Is there less turbulence ahead for Aer Lingus?
Ryanair is clinging onto its 29.8 per cent and strikes loom at Aer Arann, but the pensions row is in hand, and passenger numbers are up
Staff at Aer Lingus and the Dublin Airport Authority are members of the Irish Aviation Superannuation Scheme, whose €780 million shortfall has several times brought both companies’ workers close to striking.
In May, following six months of talks, the Labour Court recommended that the airline provide €110 million to a new fund, pay a number of salary increases due to staff this year and then freeze wages for a period. It is also being asked for €30 million for deferred beneficiaries.
The company has about €500 million in net cash, allowing it to easily cover the lump sum. While it does not have to seek shareholder approval for the move, it has already pledged to do so. Mueller is optimistic that the vote can go ahead in October and that the issue can be squared away by the end of the year. O’Leary says that the plan is a waste of shareholders’ money as the company has no legal liability for the deficit.
Ryanair will vote against the proposal but will be unable to block it on its own, as only a simple majority is needed to carry the day. The Government is likely to back the plan, meaning that Aer Lingus is half way home at least.

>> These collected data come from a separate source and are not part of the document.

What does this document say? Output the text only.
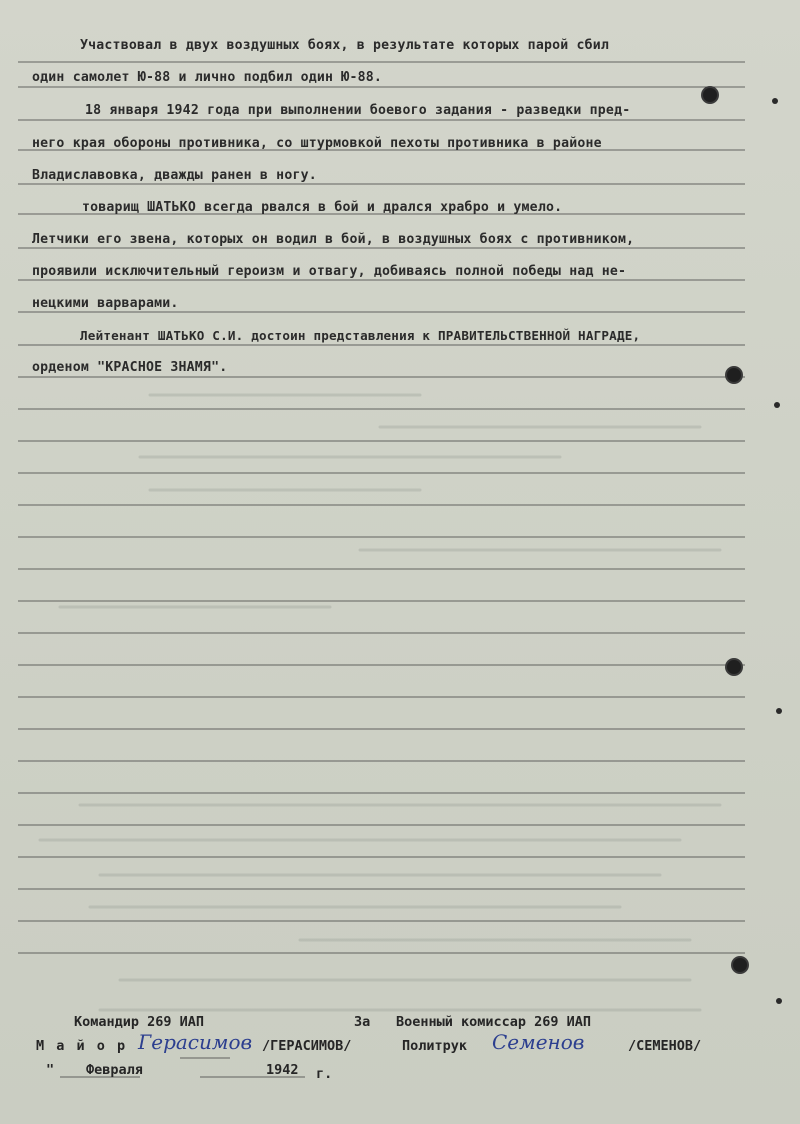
Участвовал в двух воздушных боях, в результате которых парой сбил
один самолет Ю-88 и лично подбил один Ю-88.
18 января 1942 года при выполнении боевого задания - разведки пред-
него края обороны противника, со штурмовкой пехоты противника в районе
Владиславовка, дважды ранен в ногу.
товарищ ШАТЬКО всегда рвался в бой и дрался храбро и умело.
Летчики его звена, которых он водил в бой, в воздушных боях с противником,
проявили исключительный героизм и отвагу, добиваясь полной победы над не-
нецкими варварами.
Лейтенант ШАТЬКО С.И. достоин представления к ПРАВИТЕЛЬСТВЕННОЙ НАГРАДЕ,
орденом "КРАСНОЕ ЗНАМЯ".
Командир 269 ИАП	За Военный комиссар 269 ИАП
М а й о р Герасимов /ГЕРАСИМОВ/	Политрук Семенов	/СЕМЕНОВ/
" Февраля	1942 г.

Analysts suggest other shareholders will be swayed by a likely boost to the stock price if the deal gets across the line.
O’Neill agrees there is some merit in arguing that there are other uses to which shareholders’ cash could be put, but this is outweighed by the fact that a failure to draw a line under the pension row leaves the airline facing an ongoing threat of industrial unrest and uncertainty, with the consequence that the money could remain sitting on the balance sheet.
He points out that a deal means the company “starts at zero”, with no further pension liabilities, allowing it to look at reinvesting the cash and consider paying dividends to shareholders. As a result, he suggests, the stock’s performance should begin to improve to reflect these factors once that deal looks more like becoming a reality.
Holohan also believes a resolution will result in a positive re-rating for Aer Lingus shares. Both he and O’Neill point out that they are trading at a discount to those of many of its peers. The Merrion analyst calculates this at about 40 per cent, while his opposite number at Goodbody says the airline’s stock sells for about four times earnings, compared to an industry norm of five to six times.
Even if shareholders vote in favour of the pension proposal in the hope of unlocking some of this implied value, it should not be assumed that it is a done deal. The unions have to ballot their members and both the trustees and the regulator have yet to give it their blessing.
Shortly after the Labour Court produced the proposals, the trustees, chaired by Brian Duncan, expressed concerns about the provisions made for deferred beneficiaries. Then last month it emerged that the Pensions Board – the regulator – had written to the trustees saying it feared some elements did not comply with new rules governing retirement plans.